The others were fools. He is not. There is no possible approach, but Max won’t believe me. This would be a very good night to be dead in. Just pull this night up like a blanket and be dead and safe forever.

  • • • eight

  Temple Shannard was brought awake too early on Monday morning, his third morning in the big bed beside Vicky’s bed in the glamorous Suite 803 in the Cameroon on the Strip in Las Vegas. He was pulled up out of heavy slumber that was doing him no good, brought rudely into a painful consciousness by the brutal pains in the abused cerebral cortex—pains such as might be caused by a brace and bit being turned slowly into his skull, with exquisitely thin ribbons of bone being pared away by the cutting edge of the drill. He had a thirst so massive he knew he would be unable to satisfy it. He lay for a time with his eyes squeezed shut against the faint morning light in the room, listening to the alarming sound of his heart, and wondering if he was going to throw up. His heart felt like a bowling ball rolling very slowly down a flight of wooden stairs.

  He knew he had been drunk, but he did not care to look beyond the requirements of his immediate agony. He had the wary feeling that any sort of retrospection would make him feel considerably more miserable. He clenched his teeth against the agony of sitting up, waited a few minutes, and at last felt able to stand up and pad quietly into the bathroom and close the door.

  You are damn near fifty-one years old, Shannard, he told himself, and this is one hell of a stupid thing to do to yourself.

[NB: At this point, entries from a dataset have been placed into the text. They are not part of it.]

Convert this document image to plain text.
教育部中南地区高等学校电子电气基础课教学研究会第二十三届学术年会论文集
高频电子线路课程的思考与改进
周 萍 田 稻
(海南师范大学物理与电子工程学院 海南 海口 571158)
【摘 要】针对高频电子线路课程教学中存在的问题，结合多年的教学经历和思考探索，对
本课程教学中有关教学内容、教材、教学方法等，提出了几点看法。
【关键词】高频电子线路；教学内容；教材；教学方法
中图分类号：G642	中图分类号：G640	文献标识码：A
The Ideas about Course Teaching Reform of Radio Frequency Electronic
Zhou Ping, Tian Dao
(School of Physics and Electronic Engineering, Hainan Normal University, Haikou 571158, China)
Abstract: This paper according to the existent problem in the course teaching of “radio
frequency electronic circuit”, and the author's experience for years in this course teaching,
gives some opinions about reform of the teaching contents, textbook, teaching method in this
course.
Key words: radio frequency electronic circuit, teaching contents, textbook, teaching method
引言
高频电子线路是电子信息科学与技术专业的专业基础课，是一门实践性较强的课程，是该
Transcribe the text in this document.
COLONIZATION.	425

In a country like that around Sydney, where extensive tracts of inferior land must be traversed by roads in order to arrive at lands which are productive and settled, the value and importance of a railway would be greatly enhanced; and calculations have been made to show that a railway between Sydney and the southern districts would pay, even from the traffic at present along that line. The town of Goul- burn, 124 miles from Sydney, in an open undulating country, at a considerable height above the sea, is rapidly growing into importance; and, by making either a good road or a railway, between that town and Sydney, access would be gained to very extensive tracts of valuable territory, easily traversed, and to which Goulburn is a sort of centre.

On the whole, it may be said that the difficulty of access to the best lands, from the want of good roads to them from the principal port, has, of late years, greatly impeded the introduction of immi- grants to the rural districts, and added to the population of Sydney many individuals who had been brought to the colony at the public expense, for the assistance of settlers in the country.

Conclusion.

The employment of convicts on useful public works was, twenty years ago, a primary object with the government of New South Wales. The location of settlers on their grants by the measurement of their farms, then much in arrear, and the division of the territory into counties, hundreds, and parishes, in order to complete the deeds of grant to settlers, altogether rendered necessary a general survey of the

  His body felt drab, sour and sticky. He leaned his thighs against the chill of the tiled counter and drank four glasses of water, paused as though listening for something, sidestepped to the toilet, lowered himself to his knees and was extremely ill. Quite a long time later, after trying another glass of water and retaining it, he felt up to taking a shower. As he stood in the harsh roaring of the shower, his eyes closed, larger events tried to work their way into his mind, but he pushed them back, knowing he was not yet ready. He sensed that there would be very little armor he could wear, but he wanted to put on all that was available to him.